Five Takeaways from Knight Media Forum

This year’s Knight Media Forum, a gathering of funders and media leaders working to strengthen local news, drew record attendance – and included first-time attendees Tom Gougeon, president, and Melissa Davis, vice president, strategic communications, of the Gates Family Foundation. Nancy Watzman, acting director of the Colorado Media Project, also attended. Check out the full twitter conversation at #infoneeds. Here are some highlights.

1. A national call to action to support local news. The backdrop of the gathering was the John S. and James L. Knight Foundation’s recent announcement of a $300 million commitment over five years to strengthening local news – and a call for other funders to join these efforts. American Journalism Project, Report for America, Solutions Journalism and other grantees are all working with local funders and media organizations.

2. We are stronger together. At a session on Newsmatch, which featured Gates Family Foundation’s Melissa Davis, the message was clear: when we join together, we all benefit. Last year Newsmatch raised $7.6 million overall for local newsrooms, including nearly $50,000 for seven news organizations in Colorado.

3. Creative ideas and experiments abound. Under discussion at the conference: numerous ways to support sustainability for local news and strengthen ties to communities. These included everything from considering a tax on digital ad spending to fund local news, thoughts on how foundations can do a better job of sharing power with their grantees, and how listening in new ways to the communities helps local news organizations find stories they would have otherwise missed.

4. Remember: news consumption has changed. We need to be clear eyed about the ways that people get their news – so different from earlier times – as we think about how local news must change and grow. In a keynote speech, danah boyd, of Microsoft Research and Data & Society, gave a sobering view of how young people consume news via YouTube, and how algorithms encourage exposure to polarized points of view.

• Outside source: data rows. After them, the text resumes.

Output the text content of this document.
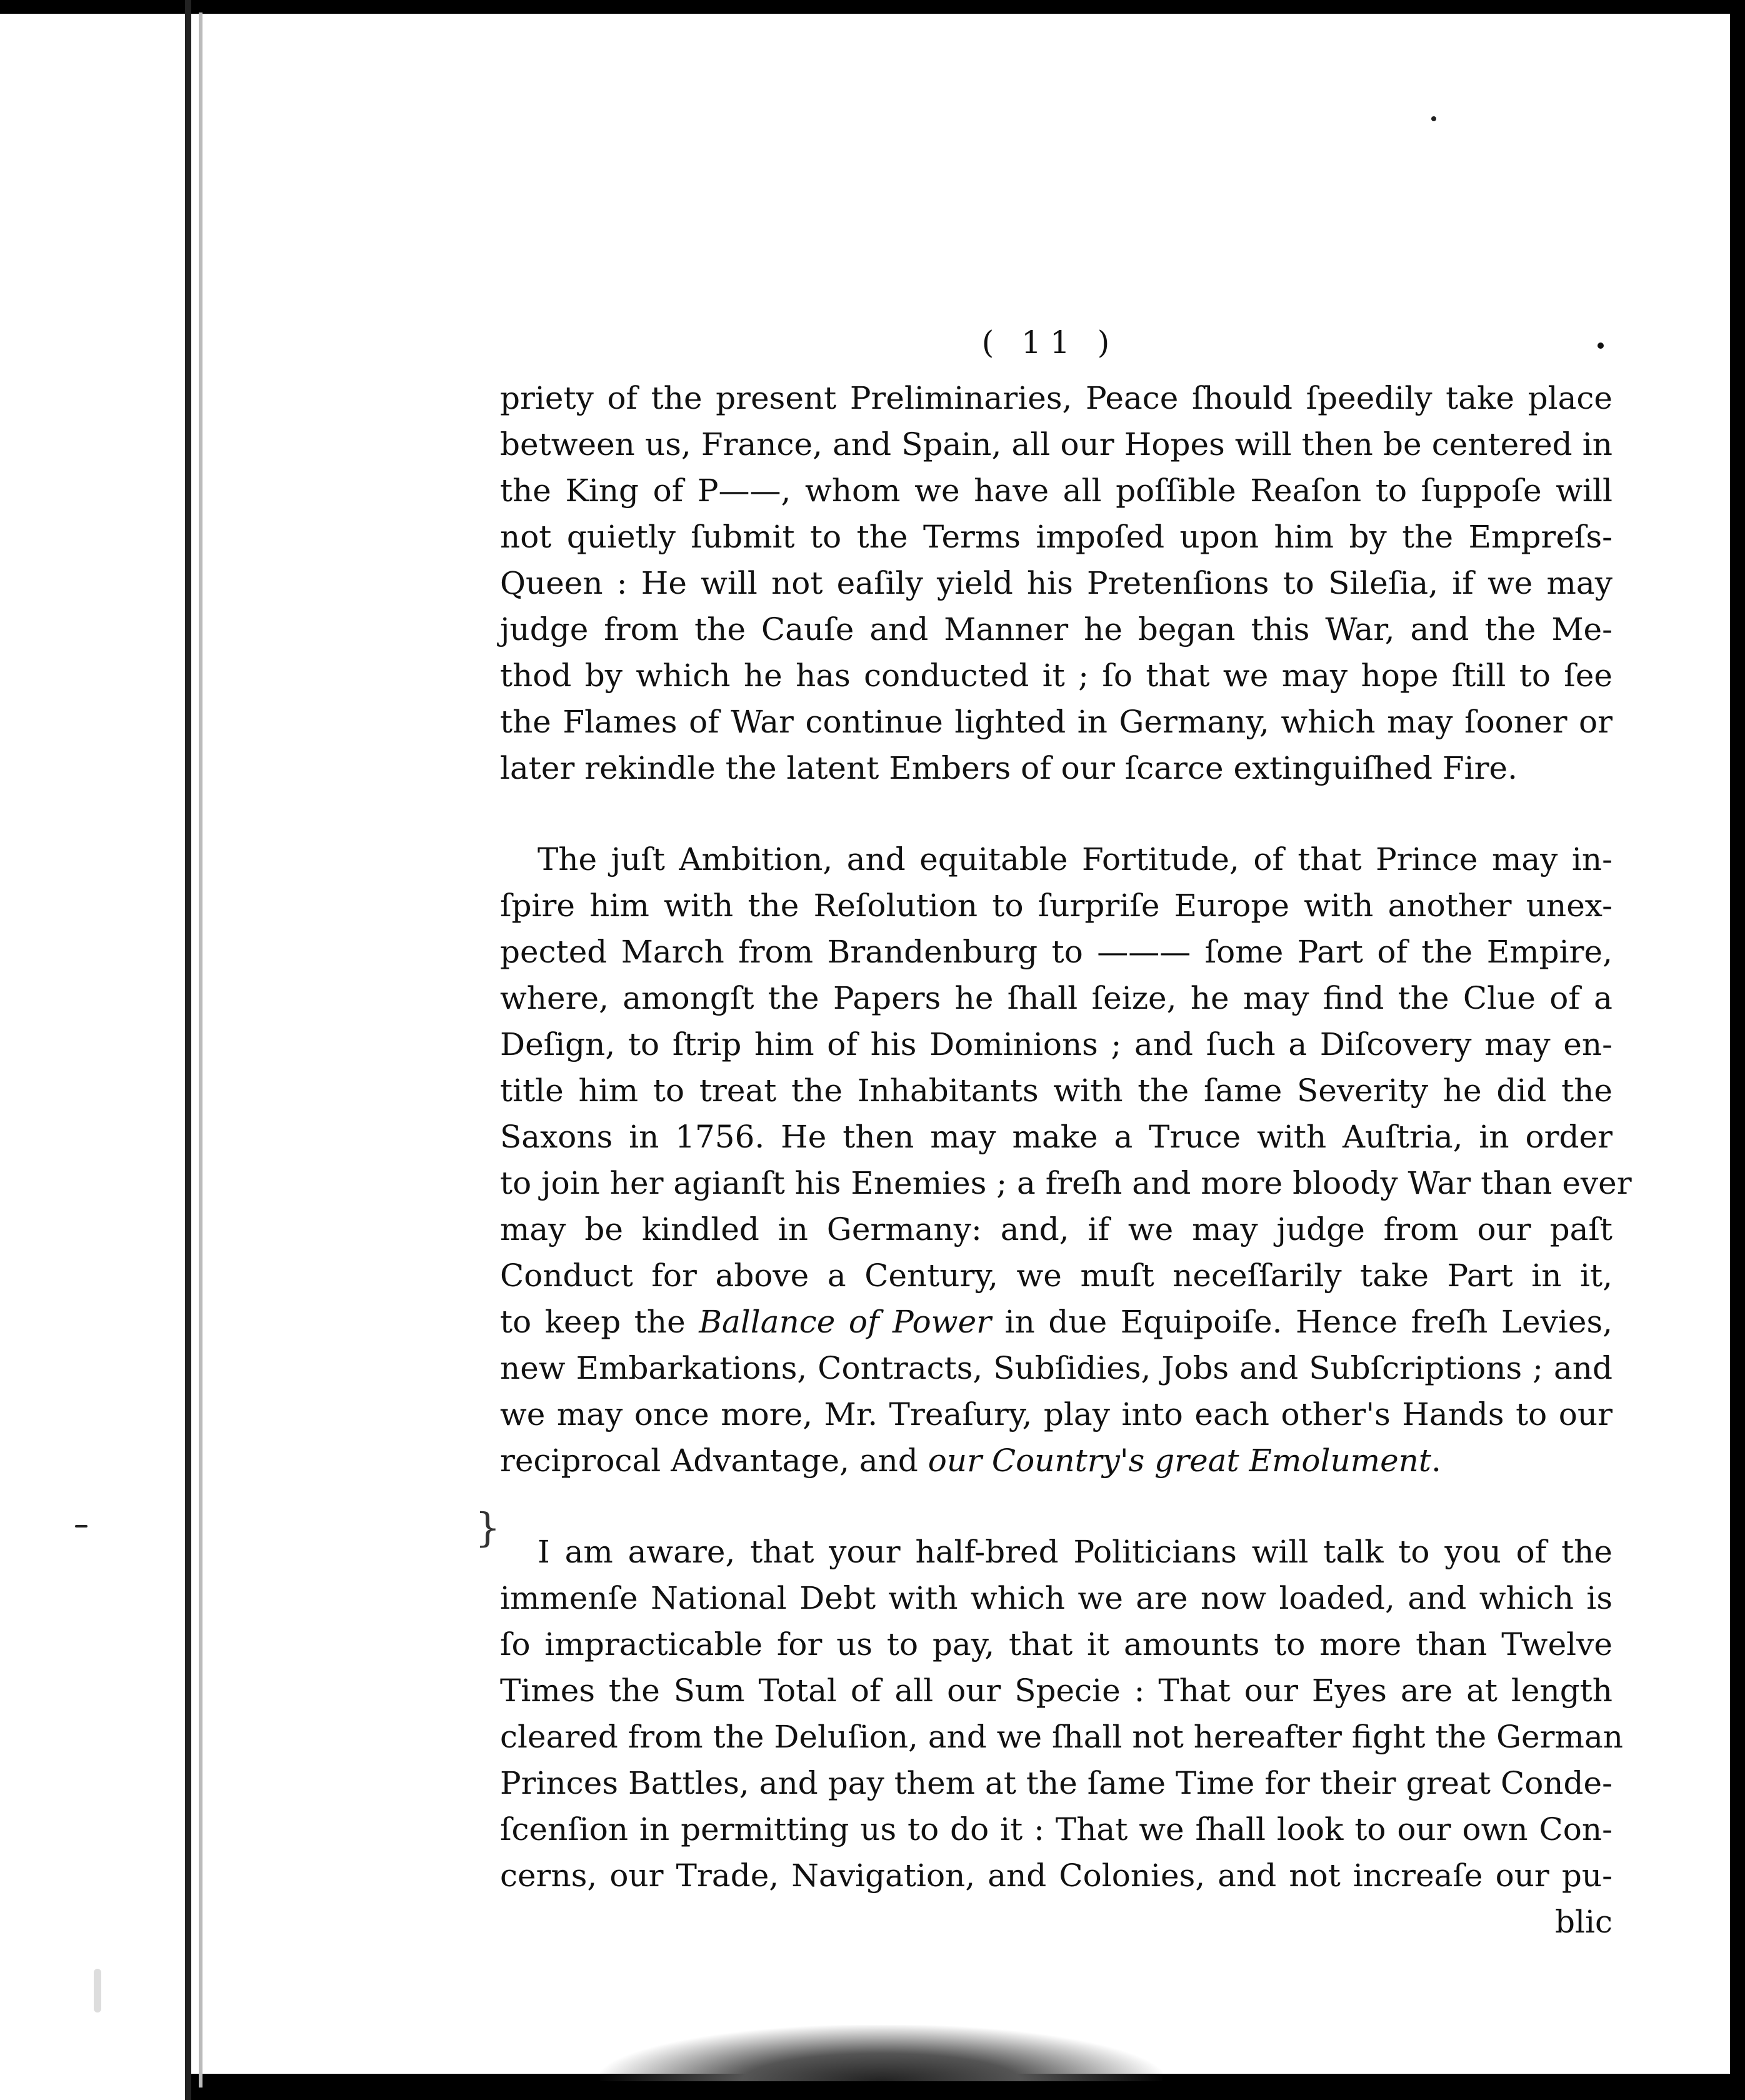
( 11 )
}
priety of the present Preliminaries, Peace ſhould ſpeedily take place
between us, France, and Spain, all our Hopes will then be centered in
the King of P——, whom we have all poſſible Reaſon to ſuppoſe will
not quietly ſubmit to the Terms impoſed upon him by the Empreſs-
Queen : He will not eaſily yield his Pretenſions to Sileſia, if we may
judge from the Cauſe and Manner he began this War, and the Me-
thod by which he has conducted it ; ſo that we may hope ſtill to ſee
the Flames of War continue lighted in Germany, which may ſooner or
later rekindle the latent Embers of our ſcarce extinguiſhed Fire.
The juſt Ambition, and equitable Fortitude, of that Prince may in-
ſpire him with the Reſolution to ſurpriſe Europe with another unex-
pected March from Brandenburg to ——— ſome Part of the Empire,
where, amongſt the Papers he ſhall ſeize, he may find the Clue of a
Deſign, to ſtrip him of his Dominions ; and ſuch a Diſcovery may en-
title him to treat the Inhabitants with the ſame Severity he did the
Saxons in 1756. He then may make a Truce with Auſtria, in order
to join her agianſt his Enemies ; a freſh and more bloody War than ever
may be kindled in Germany: and, if we may judge from our paſt
Conduct for above a Century, we muſt neceſſarily take Part in it,
to keep the Ballance of Power in due Equipoiſe. Hence freſh Levies,
new Embarkations, Contracts, Subſidies, Jobs and Subſcriptions ; and
we may once more, Mr. Treaſury, play into each other's Hands to our
reciprocal Advantage, and our Country's great Emolument.
I am aware, that your half-bred Politicians will talk to you of the
immenſe National Debt with which we are now loaded, and which is
ſo impracticable for us to pay, that it amounts to more than Twelve
Times the Sum Total of all our Specie : That our Eyes are at length
cleared from the Deluſion, and we ſhall not hereafter fight the German
Princes Battles, and pay them at the ſame Time for their great Conde-
ſcenſion in permitting us to do it : That we ſhall look to our own Con-
cerns, our Trade, Navigation, and Colonies, and not increaſe our pu-
blic
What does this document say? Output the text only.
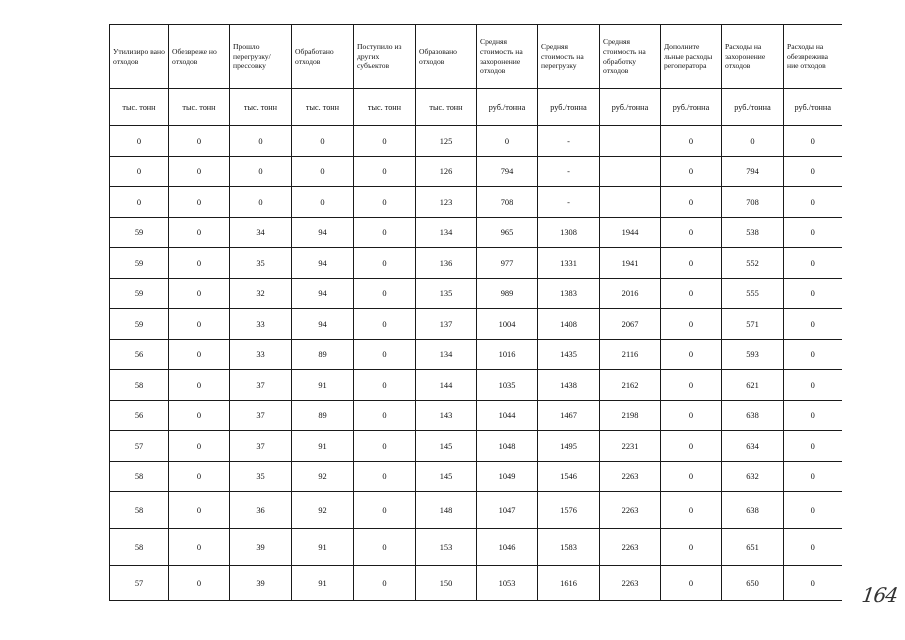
Утилизиро вано отходов	Обезвреже но отходов	Прошло перегрузку/ прессовку	Обработано отходов	Поступило из других субъектов	Образовано отходов	Средняя стоимость на захоронение отходов	Средняя стоимость на перегрузку	Средняя стоимость на обработку отходов	Дополните льные расходы регоператора	Расходы на захоронение отходов	Расходы на обезврежива ние отходов
тыс. тонн	тыс. тонн	тыс. тонн	тыс. тонн	тыс. тонн	тыс. тонн	руб./тонна	руб./тонна	руб./тонна	руб./тонна	руб./тонна	руб./тонна
0	0	0	0	0	125	0	-		0	0	0
0	0	0	0	0	126	794	-		0	794	0
0	0	0	0	0	123	708	-		0	708	0
59	0	34	94	0	134	965	1308	1944	0	538	0
59	0	35	94	0	136	977	1331	1941	0	552	0
59	0	32	94	0	135	989	1383	2016	0	555	0
59	0	33	94	0	137	1004	1408	2067	0	571	0
56	0	33	89	0	134	1016	1435	2116	0	593	0
58	0	37	91	0	144	1035	1438	2162	0	621	0
56	0	37	89	0	143	1044	1467	2198	0	638	0
57	0	37	91	0	145	1048	1495	2231	0	634	0
58	0	35	92	0	145	1049	1546	2263	0	632	0
58	0	36	92	0	148	1047	1576	2263	0	638	0
58	0	39	91	0	153	1046	1583	2263	0	651	0
57	0	39	91	0	150	1053	1616	2263	0	650	0 164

5. Telling stories together. Ultimately local news can play a role in rebuilding trust in our democracy. That was a major conclusion from the Knight Commission on Trust, Media and Democracy, which recently released its final report and recommendations. In a closing speech, David Brooks, New York Times opinion columnist, called on journalists to report stories that bring us closer together, not just on what drives us apart.